Der steirische Europaparlamentarier Reinhard Rack (V) kritisierte das erneute EU-Mahnverfahren. Sich bei einem so schwierigen Thema rein auf die Anrufung des Europäischen Gerichtshofes zurückzuziehen, könne man „nicht als engagierten und kompetenten Lösungsansatz bezeichnen“. Die Kommission übersehe, dass sie nicht nur für die Einhaltung der EU-Verträge zuständig sei, sondern auch „Motor der europäischen Integration“ sein sollte. Bei den so genannten Problemstudien Medizin oder Psychologie bewege sich das Interesse der deutschen Studierenden in Größenordnungen, die für eine Weiterführung des österreichischen Uni-Betriebs und die nachfolgende Versorgung der Bevölkerung mit qualifizierten Absolventen zum Problem geworden sei.

Auch die SPÖ-Europaabgeordnete Christa Prets zeigte wenig Verständnis für die Haltung der EU-Kommission. Es sei bedauerlich, dass die EU-Kommission bisher nicht in einen konstruktiven Dialog mit den betroffenen Mitgliedstaaten getreten sei und nicht den Schaden erkenne, der „durch eine kurzsichtige Auslegung des EU-Rechts in dieser Situation entstehen kann“, betonte sie in einer Pressinformation. Der freie Hochschulzugang in Österreich sei unverrückbar. Es sei inakzeptabel, dass durch „Numerus Clausus-Flüchtlinge“ aus dem EU-Ausland die ohnehin schwierige Situation der überlasteten heimischen Universitäten weiter verschlechtert werde. Die Quotenlösung wäre aus ihrer Sicht „ein adäquater Kompromiss in dieser heiklen Streitfrage gewesen“. Prets fordert, das Thema müsse so rasch wie möglich von den EU-Bildungs- bzw. Wissenschaftsministern diskutiert werden.

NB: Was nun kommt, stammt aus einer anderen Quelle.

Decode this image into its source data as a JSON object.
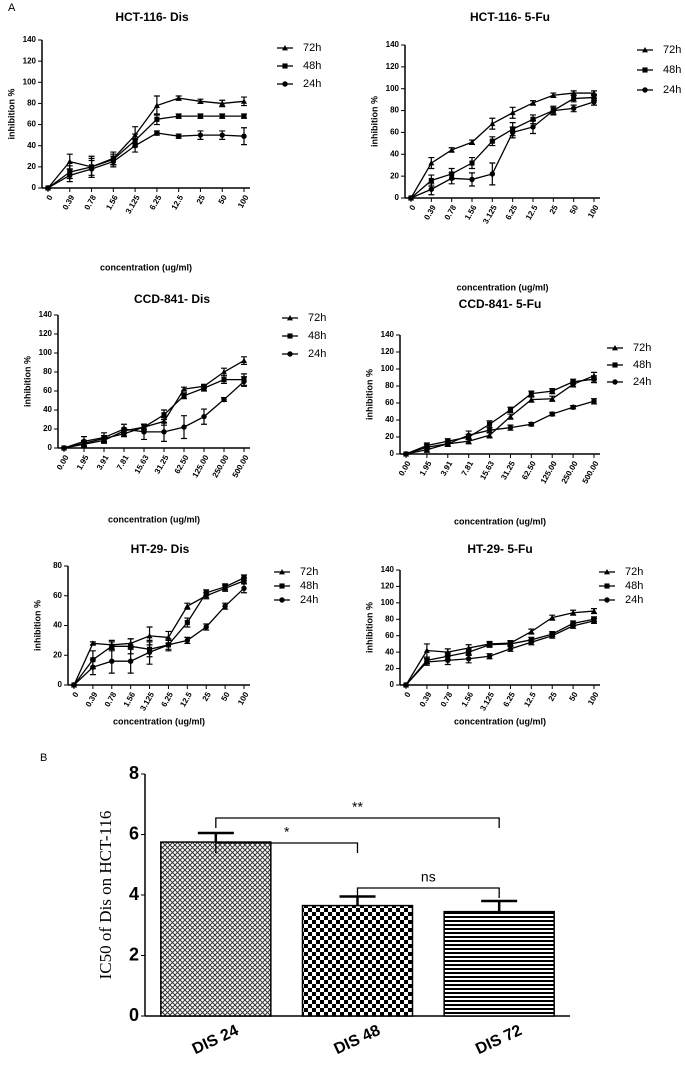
{
  "panels": [
    "A",
    "B"
  ],
  "chart_data": [
    {
      "type": "line",
      "title": "HCT-116- Dis",
      "x_label": "concentration (ug/ml)",
      "y_label": "inhibition %",
      "categories": [
        "0",
        "0.39",
        "0.78",
        "1.56",
        "3.125",
        "6.25",
        "12.5",
        "25",
        "50",
        "100"
      ],
      "ylim": [
        0,
        140
      ],
      "yticks": [
        0,
        20,
        40,
        60,
        80,
        100,
        120,
        140
      ],
      "series": [
        {
          "name": "72h",
          "color": "#000000",
          "marker": "triangle",
          "values": [
            0,
            25,
            20,
            28,
            50,
            78,
            85,
            82,
            80,
            82
          ],
          "errors": [
            0,
            7,
            8,
            6,
            8,
            9,
            2,
            2,
            3,
            4
          ]
        },
        {
          "name": "48h",
          "color": "#000000",
          "marker": "square",
          "values": [
            0,
            15,
            20,
            27,
            45,
            65,
            68,
            68,
            68,
            68
          ],
          "errors": [
            0,
            6,
            10,
            5,
            6,
            5,
            2,
            2,
            2,
            2
          ]
        },
        {
          "name": "24h",
          "color": "#000000",
          "marker": "circle",
          "values": [
            0,
            12,
            18,
            25,
            40,
            52,
            49,
            50,
            50,
            49
          ],
          "errors": [
            0,
            6,
            8,
            5,
            6,
            2,
            2,
            4,
            4,
            8
          ]
        }
      ]
    },
    {
      "type": "line",
      "title": "HCT-116- 5-Fu",
      "x_label": "concentration (ug/ml)",
      "y_label": "inhibition %",
      "categories": [
        "0",
        "0.39",
        "0.78",
        "1.56",
        "3.125",
        "6.25",
        "12.5",
        "25",
        "50",
        "100"
      ],
      "ylim": [
        0,
        140
      ],
      "yticks": [
        0,
        20,
        40,
        60,
        80,
        100,
        120,
        140
      ],
      "series": [
        {
          "name": "72h",
          "color": "#000000",
          "marker": "triangle",
          "values": [
            0,
            32,
            44,
            51,
            68,
            78,
            87,
            94,
            96,
            96
          ],
          "errors": [
            0,
            5,
            2,
            2,
            5,
            5,
            2,
            2,
            2,
            2
          ]
        },
        {
          "name": "48h",
          "color": "#000000",
          "marker": "square",
          "values": [
            0,
            16,
            22,
            32,
            52,
            63,
            72,
            80,
            91,
            92
          ],
          "errors": [
            0,
            5,
            5,
            5,
            4,
            6,
            4,
            4,
            3,
            3
          ]
        },
        {
          "name": "24h",
          "color": "#000000",
          "marker": "circle",
          "values": [
            0,
            8,
            18,
            17,
            22,
            60,
            65,
            80,
            82,
            88
          ],
          "errors": [
            0,
            5,
            5,
            6,
            10,
            5,
            6,
            3,
            3,
            3
          ]
        }
      ]
    },
    {
      "type": "line",
      "title": "CCD-841- Dis",
      "x_label": "concentration (ug/ml)",
      "y_label": "inhibition %",
      "categories": [
        "0.00",
        "1.95",
        "3.91",
        "7.81",
        "15.63",
        "31.25",
        "62.50",
        "125.00",
        "250.00",
        "500.00"
      ],
      "ylim": [
        0,
        140
      ],
      "yticks": [
        0,
        20,
        40,
        60,
        80,
        100,
        120,
        140
      ],
      "series": [
        {
          "name": "72h",
          "color": "#000000",
          "marker": "triangle",
          "values": [
            0,
            5,
            10,
            15,
            22,
            28,
            62,
            65,
            80,
            92
          ],
          "errors": [
            0,
            3,
            3,
            3,
            3,
            4,
            2,
            2,
            4,
            4
          ]
        },
        {
          "name": "48h",
          "color": "#000000",
          "marker": "square",
          "values": [
            0,
            4,
            8,
            18,
            22,
            35,
            55,
            63,
            72,
            72
          ],
          "errors": [
            0,
            3,
            3,
            3,
            3,
            5,
            3,
            3,
            4,
            6
          ]
        },
        {
          "name": "24h",
          "color": "#000000",
          "marker": "circle",
          "values": [
            0,
            7,
            11,
            20,
            17,
            17,
            22,
            33,
            51,
            70
          ],
          "errors": [
            0,
            5,
            5,
            5,
            8,
            10,
            12,
            8,
            2,
            5
          ]
        }
      ]
    },
    {
      "type": "line",
      "title": "CCD-841- 5-Fu",
      "x_label": "concentration (ug/ml)",
      "y_label": "inhibition %",
      "categories": [
        "0.00",
        "1.95",
        "3.91",
        "7.81",
        "15.63",
        "31.25",
        "62.50",
        "125.00",
        "250.00",
        "500.00"
      ],
      "ylim": [
        0,
        140
      ],
      "yticks": [
        0,
        20,
        40,
        60,
        80,
        100,
        120,
        140
      ],
      "series": [
        {
          "name": "72h",
          "color": "#000000",
          "marker": "triangle",
          "values": [
            0,
            5,
            12,
            15,
            22,
            44,
            64,
            65,
            82,
            92
          ],
          "errors": [
            0,
            3,
            3,
            3,
            3,
            3,
            3,
            3,
            3,
            4
          ]
        },
        {
          "name": "48h",
          "color": "#000000",
          "marker": "square",
          "values": [
            0,
            10,
            15,
            20,
            35,
            52,
            71,
            74,
            85,
            88
          ],
          "errors": [
            0,
            3,
            3,
            3,
            4,
            3,
            3,
            3,
            3,
            4
          ]
        },
        {
          "name": "24h",
          "color": "#000000",
          "marker": "circle",
          "values": [
            0,
            8,
            12,
            22,
            28,
            31,
            35,
            47,
            55,
            62
          ],
          "errors": [
            0,
            3,
            3,
            5,
            3,
            3,
            2,
            2,
            2,
            3
          ]
        }
      ]
    },
    {
      "type": "line",
      "title": "HT-29- Dis",
      "x_label": "concentration (ug/ml)",
      "y_label": "inhibition %",
      "categories": [
        "0",
        "0.39",
        "0.78",
        "1.56",
        "3.125",
        "6.25",
        "12.5",
        "25",
        "50",
        "100"
      ],
      "ylim": [
        0,
        80
      ],
      "yticks": [
        0,
        20,
        40,
        60,
        80
      ],
      "series": [
        {
          "name": "72h",
          "color": "#000000",
          "marker": "triangle",
          "values": [
            0,
            28,
            27,
            28,
            33,
            32,
            53,
            60,
            65,
            70
          ],
          "errors": [
            0,
            1,
            3,
            3,
            6,
            4,
            2,
            2,
            2,
            2
          ]
        },
        {
          "name": "48h",
          "color": "#000000",
          "marker": "square",
          "values": [
            0,
            17,
            26,
            26,
            24,
            27,
            42,
            62,
            66,
            72
          ],
          "errors": [
            0,
            6,
            3,
            5,
            5,
            3,
            3,
            2,
            2,
            2
          ]
        },
        {
          "name": "24h",
          "color": "#000000",
          "marker": "circle",
          "values": [
            0,
            12,
            16,
            16,
            22,
            27,
            30,
            39,
            53,
            65
          ],
          "errors": [
            0,
            5,
            8,
            8,
            8,
            4,
            2,
            2,
            2,
            3
          ]
        }
      ]
    },
    {
      "type": "line",
      "title": "HT-29- 5-Fu",
      "x_label": "concentration (ug/ml)",
      "y_label": "inhibition %",
      "categories": [
        "0",
        "0.39",
        "0.78",
        "1.56",
        "3.125",
        "6.25",
        "12.5",
        "25",
        "50",
        "100"
      ],
      "ylim": [
        0,
        140
      ],
      "yticks": [
        0,
        20,
        40,
        60,
        80,
        100,
        120,
        140
      ],
      "series": [
        {
          "name": "72h",
          "color": "#000000",
          "marker": "triangle",
          "values": [
            0,
            42,
            40,
            45,
            50,
            51,
            65,
            82,
            88,
            90
          ],
          "errors": [
            0,
            8,
            4,
            4,
            3,
            3,
            3,
            3,
            3,
            3
          ]
        },
        {
          "name": "48h",
          "color": "#000000",
          "marker": "square",
          "values": [
            0,
            30,
            35,
            40,
            49,
            50,
            55,
            62,
            75,
            80
          ],
          "errors": [
            0,
            4,
            4,
            4,
            3,
            3,
            3,
            3,
            3,
            3
          ]
        },
        {
          "name": "24h",
          "color": "#000000",
          "marker": "circle",
          "values": [
            0,
            28,
            30,
            32,
            35,
            44,
            52,
            60,
            72,
            78
          ],
          "errors": [
            0,
            4,
            5,
            5,
            3,
            3,
            3,
            3,
            3,
            3
          ]
        }
      ]
    },
    {
      "type": "bar",
      "y_label": "IC50 of Dis on HCT-116",
      "categories": [
        "DIS 24",
        "DIS 48",
        "DIS 72"
      ],
      "values": [
        5.75,
        3.65,
        3.45
      ],
      "errors": [
        0.3,
        0.3,
        0.35
      ],
      "patterns": [
        "crosshatch",
        "checker",
        "stripes"
      ],
      "color": "#000000",
      "ylim": [
        0,
        8
      ],
      "yticks": [
        0,
        2,
        4,
        6,
        8
      ],
      "annotations": [
        {
          "text": "**",
          "from": 0,
          "to": 2
        },
        {
          "text": "*",
          "from": 0,
          "to": 1
        },
        {
          "text": "ns",
          "from": 1,
          "to": 2
        }
      ]
    }
  ]
}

Argumente überzeugten Brüssel nicht

Die EU-Kommission betonte am Mittwoch, dass Österreich sehr viel Aufwand betrieben habe, um die Quotenregelung für ausländische Studenten in den Richtungen Medizin und Zahnmedizin zu begründen. Die Argumentation des Bildungsministeriums, die Homogenität des österreichischen Hochschulwesens sei bedroht und das Gesundheitswesen in Gefahr, hätten aber die Kommission nicht überzeugt.

Österreich hat unter anderem eine Studie zum Hochschulwesen mit rund 200 Seiten nach Brüssel geschickt. Hauptargument war laut Kommission das Prinzip, dass jedem Studienwilligen in Österreich ein Studienplatz an dem Ort, wo er wolle, zur Verfügung stehe. Auch der drohende Ärztemangel, sollten die ausländischen Medizin-Studenten nach Abschluss des Studiums in ihre Heimat zurückkehren, sei von Österreich ins Treffen geführt worden. Zahlen oder Beweise, dass früher oder später bestimmte Fachärzte fehlen könnten, seien allerdings nicht mitgeliefert worden. „Die Gefährdung der öffentlichen Gesundheitsversorgung müsste bewiesen werden“, sagte ein Experte in der EU-Kommission.

Aus Sicht der Kommission reicht der Ansturm auf „ein oder zwei Studienrichtungen“ alleine noch nicht aus, um das gesamte Hochschulsystem eines Landes in existenzielle Gefahr zu bringen. Daher seien Quoten kein verhältnismäßiges Mittel, um dagegen vorzugehen. Die Suche nach der Lösung des Problems sei aber nicht in der Kompetenz der Kommission, wurde neuerlich betont. „Das ist die Aufgabe des Mitgliedstaates“, so ein Experte der Brüsseler Behörde.

Österreich hat laut der Brüsseler Behörde nun drei Möglichkeiten auf den Mahnbrief zu reagieren: Die Regierung könnte die Quotenregelungen für bestimmte Studienrichtungen abschaffen, was allerdings als eher unwahrscheinlich angesehen wird. Sie könnte noch bessere Argumente vorbringen, um die Maßnahmen zu rechtfertig, was als schwierig gilt. Oder sie kann die Regelung verteidigen und das schwierige Problem letztlich wieder vom Europäischen Gerichtshof (EuGH) klären lassen.